Opportunity
The regulation of gene expression by RNA G-quadruplex (rG4) structures and their binding proteins (G4BPs) is a critical cellular process implicated in various diseases, including cancers and Alzheimer's disease (AD). Existing problems include the lack of specific therapeutic agents that can effectively target and disrupt the rG4-G4BP complexes, which are often overexpressed or dysregulated in pathological states. For instance, G4BPs like DHX36 and nucleolin are overexpressed in multiple cancers, promoting tumor progression, and rG4 motifs in transcripts such as amyloid precursor protein (APP) are involved in AD pathogenesis. Current approaches, such as small molecule inhibitors or siRNA, may lack specificity, efficiency, or rapid action, leading to off-target effects or delayed therapeutic outcomes. This creates a significant opportunity to develop novel agents that precisely degrade G4BPs to modulate rG4-mediated gene expression, offering a targeted strategy for treating these diseases.
Technology
This patent discloses novel conjugates, termed rG4-PROTACs (proteolytic targeting chimeras), designed to degrade G4BPs via the ubiquitin-proteasome system. The conjugate comprises a targeting moiety with a specific nucleic acid sequence (e.g., SEQ ID NO: 1, derived from human telomerase RNA component) that binds to G4BPs like DHX36, linked via click chemistry to a proteolytic moiety containing a ligand for E3 ubiquitin ligase (e.g., AHPC or pomalidomide). Upon cellular entry, the targeting moiety binds to the G4BP, while the proteolytic moiety recruits E3 ligase, inducing ubiquitination and degradation of the G4BP. This disrupts rG4-mediated gene regulation, such as reducing APP translation in AD or inhibiting oncogenic pathways in cancer. The innovation lies in using rG4 motifs as warheads for targeted protein degradation, offering high specificity and rapid action compared to traditional methods like siRNA.
Advantages
- High specificity: The rG4 motif selectively binds to G4BPs like DHX36, minimizing off-target effects.

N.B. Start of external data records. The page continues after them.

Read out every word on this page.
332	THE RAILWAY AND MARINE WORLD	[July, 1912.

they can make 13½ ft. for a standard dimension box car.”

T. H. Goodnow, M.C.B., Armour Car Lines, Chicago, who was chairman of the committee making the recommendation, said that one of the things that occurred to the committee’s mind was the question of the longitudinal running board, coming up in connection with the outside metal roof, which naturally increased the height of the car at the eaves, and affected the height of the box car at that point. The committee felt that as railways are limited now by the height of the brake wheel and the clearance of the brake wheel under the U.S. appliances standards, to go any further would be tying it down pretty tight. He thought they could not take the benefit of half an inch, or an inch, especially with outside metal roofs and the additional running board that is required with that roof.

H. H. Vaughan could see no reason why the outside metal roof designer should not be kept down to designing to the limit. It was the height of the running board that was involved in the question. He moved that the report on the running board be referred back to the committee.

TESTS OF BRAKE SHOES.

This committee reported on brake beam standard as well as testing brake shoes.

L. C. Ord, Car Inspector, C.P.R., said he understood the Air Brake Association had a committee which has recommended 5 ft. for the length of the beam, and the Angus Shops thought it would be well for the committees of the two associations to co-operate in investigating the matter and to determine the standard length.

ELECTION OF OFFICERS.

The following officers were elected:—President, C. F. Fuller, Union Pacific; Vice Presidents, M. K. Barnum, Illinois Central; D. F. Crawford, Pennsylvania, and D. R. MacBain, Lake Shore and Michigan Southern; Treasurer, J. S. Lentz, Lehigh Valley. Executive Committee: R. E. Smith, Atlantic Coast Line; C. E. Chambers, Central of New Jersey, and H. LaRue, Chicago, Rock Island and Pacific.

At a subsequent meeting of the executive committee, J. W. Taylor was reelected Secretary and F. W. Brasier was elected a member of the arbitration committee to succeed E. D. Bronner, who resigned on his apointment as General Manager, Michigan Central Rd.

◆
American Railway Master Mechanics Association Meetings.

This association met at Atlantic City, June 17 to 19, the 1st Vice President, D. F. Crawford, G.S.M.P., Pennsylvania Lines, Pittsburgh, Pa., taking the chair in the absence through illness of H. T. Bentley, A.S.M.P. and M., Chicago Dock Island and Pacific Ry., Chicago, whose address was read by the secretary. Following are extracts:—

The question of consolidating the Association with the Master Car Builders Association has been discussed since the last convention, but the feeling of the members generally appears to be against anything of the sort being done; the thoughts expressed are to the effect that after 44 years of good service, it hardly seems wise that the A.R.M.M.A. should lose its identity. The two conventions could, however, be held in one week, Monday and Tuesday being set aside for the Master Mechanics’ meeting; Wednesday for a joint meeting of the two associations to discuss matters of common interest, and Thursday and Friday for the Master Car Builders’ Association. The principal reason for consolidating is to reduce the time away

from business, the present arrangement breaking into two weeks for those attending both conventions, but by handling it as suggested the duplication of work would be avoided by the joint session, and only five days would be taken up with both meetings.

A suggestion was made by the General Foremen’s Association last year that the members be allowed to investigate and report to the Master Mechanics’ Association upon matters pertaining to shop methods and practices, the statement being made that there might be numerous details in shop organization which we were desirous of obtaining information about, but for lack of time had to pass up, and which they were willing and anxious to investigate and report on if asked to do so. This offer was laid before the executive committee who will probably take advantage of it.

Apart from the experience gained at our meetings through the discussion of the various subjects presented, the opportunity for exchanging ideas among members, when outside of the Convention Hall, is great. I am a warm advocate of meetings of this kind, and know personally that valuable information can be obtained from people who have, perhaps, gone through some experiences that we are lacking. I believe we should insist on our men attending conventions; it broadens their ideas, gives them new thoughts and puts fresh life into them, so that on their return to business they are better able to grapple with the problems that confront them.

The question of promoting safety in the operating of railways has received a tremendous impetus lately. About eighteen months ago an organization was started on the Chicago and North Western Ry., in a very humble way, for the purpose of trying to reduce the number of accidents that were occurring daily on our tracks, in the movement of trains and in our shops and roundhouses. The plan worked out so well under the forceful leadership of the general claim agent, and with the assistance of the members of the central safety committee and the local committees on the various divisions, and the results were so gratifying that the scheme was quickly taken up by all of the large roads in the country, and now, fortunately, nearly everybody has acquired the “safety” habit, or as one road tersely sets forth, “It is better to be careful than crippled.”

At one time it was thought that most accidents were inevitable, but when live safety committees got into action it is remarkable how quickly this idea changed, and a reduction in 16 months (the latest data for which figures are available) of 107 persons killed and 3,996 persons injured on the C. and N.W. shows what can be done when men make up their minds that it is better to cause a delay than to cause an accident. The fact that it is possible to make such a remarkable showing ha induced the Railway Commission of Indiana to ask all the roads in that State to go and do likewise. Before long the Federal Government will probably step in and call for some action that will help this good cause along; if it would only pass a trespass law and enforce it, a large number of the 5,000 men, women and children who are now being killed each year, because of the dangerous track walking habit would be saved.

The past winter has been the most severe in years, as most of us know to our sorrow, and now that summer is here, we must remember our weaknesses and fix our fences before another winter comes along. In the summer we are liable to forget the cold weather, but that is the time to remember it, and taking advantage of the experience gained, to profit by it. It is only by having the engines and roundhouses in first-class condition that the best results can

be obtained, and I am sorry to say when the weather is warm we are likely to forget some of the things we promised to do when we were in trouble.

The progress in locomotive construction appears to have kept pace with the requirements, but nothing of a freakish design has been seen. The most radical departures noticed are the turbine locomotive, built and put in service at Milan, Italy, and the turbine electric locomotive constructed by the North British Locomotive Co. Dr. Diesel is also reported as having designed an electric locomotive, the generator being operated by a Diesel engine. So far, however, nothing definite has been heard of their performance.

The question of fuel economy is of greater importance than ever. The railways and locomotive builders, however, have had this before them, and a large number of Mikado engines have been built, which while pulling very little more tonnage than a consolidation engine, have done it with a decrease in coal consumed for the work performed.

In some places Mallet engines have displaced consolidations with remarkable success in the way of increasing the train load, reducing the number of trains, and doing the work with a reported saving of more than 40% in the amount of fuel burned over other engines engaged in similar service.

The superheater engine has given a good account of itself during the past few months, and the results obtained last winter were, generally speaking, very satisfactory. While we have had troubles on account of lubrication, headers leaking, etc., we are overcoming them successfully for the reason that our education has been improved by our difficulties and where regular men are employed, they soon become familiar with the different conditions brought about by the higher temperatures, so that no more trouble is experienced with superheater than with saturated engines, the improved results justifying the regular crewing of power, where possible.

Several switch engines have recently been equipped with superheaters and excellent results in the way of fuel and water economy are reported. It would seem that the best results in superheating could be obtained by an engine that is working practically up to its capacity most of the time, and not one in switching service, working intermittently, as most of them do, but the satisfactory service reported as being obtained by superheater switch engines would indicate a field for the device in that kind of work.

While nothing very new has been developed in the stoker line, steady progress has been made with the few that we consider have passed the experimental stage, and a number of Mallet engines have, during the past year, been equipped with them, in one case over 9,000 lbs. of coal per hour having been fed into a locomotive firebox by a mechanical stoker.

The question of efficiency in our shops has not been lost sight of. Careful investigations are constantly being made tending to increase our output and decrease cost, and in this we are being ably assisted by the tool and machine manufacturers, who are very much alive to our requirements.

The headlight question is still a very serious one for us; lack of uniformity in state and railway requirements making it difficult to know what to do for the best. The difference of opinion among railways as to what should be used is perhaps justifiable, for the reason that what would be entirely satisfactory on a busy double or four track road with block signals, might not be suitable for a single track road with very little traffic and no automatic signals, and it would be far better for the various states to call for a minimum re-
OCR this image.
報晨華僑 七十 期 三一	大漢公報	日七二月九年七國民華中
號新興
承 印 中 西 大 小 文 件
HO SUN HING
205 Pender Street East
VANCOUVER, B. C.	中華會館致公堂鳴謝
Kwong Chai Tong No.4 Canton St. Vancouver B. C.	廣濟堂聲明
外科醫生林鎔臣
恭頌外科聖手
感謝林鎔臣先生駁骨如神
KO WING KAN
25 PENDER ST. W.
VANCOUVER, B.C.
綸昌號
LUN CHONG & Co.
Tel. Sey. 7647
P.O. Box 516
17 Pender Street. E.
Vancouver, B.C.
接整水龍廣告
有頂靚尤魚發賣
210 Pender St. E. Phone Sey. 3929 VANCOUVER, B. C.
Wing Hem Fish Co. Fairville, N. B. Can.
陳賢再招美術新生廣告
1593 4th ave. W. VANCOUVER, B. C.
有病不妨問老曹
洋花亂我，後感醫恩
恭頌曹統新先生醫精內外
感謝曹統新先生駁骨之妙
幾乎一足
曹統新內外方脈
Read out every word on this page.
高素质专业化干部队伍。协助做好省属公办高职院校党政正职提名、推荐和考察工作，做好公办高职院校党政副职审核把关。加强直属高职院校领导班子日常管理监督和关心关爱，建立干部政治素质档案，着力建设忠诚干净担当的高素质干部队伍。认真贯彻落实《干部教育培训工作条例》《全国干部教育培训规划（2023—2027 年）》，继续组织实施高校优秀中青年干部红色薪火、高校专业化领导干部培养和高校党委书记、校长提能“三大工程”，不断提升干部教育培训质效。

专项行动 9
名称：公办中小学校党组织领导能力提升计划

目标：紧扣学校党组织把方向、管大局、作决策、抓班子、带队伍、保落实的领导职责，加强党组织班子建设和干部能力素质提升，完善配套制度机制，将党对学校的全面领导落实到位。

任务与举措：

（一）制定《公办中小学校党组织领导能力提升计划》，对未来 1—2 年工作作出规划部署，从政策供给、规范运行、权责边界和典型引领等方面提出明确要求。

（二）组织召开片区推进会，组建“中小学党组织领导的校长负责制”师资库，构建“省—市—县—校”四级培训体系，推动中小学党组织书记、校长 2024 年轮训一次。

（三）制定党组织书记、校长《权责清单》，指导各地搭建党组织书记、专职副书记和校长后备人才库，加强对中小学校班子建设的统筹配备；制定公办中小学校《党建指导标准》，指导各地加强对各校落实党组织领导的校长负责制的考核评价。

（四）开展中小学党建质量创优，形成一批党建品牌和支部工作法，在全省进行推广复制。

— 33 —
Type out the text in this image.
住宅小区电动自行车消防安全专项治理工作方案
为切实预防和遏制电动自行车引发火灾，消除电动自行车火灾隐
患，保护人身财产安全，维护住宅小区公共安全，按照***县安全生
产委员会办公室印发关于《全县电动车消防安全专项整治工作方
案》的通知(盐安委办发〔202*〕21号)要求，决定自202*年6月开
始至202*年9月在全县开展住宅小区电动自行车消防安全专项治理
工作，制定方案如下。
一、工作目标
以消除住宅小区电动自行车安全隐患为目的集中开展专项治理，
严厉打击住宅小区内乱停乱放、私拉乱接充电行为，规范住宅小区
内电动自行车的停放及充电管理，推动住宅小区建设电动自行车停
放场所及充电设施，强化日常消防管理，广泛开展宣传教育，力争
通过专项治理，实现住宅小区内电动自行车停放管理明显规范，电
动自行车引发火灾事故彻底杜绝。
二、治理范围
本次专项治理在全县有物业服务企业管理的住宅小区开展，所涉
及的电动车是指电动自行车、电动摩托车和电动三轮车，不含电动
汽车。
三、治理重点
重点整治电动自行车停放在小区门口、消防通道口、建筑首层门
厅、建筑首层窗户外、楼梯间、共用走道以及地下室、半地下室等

- Efficient degradation: Conjugates like rG4_A achieve over 90% degradation of DHX36 at low nanomolar concentrations.
- Rapid action: Significant protein reduction occurs within hours, faster than siRNA-based approaches.
- Modular design: Click chemistry allows flexible linkage of targeting and proteolytic moieties for optimization.
- Broad applicability: Targets multiple G4BPs involved in various diseases, including cancers and AD.
- Proteasome-dependent mechanism: Degradation is blocked by proteasome inhibitors, ensuring controlled action.
Applications
- Treatment of Alzheimer's disease by degrading G4BPs to reduce APP protein expression.
- Therapy for cancers (e.g., lung, cervical, colon cancer) by targeting overexpressed G4BPs like DHX36.
- Regulation of gene expression in conditions involving rG4-mediated translation, such as muscle regeneration via Gnai2 modulation.
- Development of lipid nanoparticle (LNP) formulations for enhanced cellular delivery of conjugates.
- Use in research tools to study rG4-G4BP interactions and their roles in cellular processes.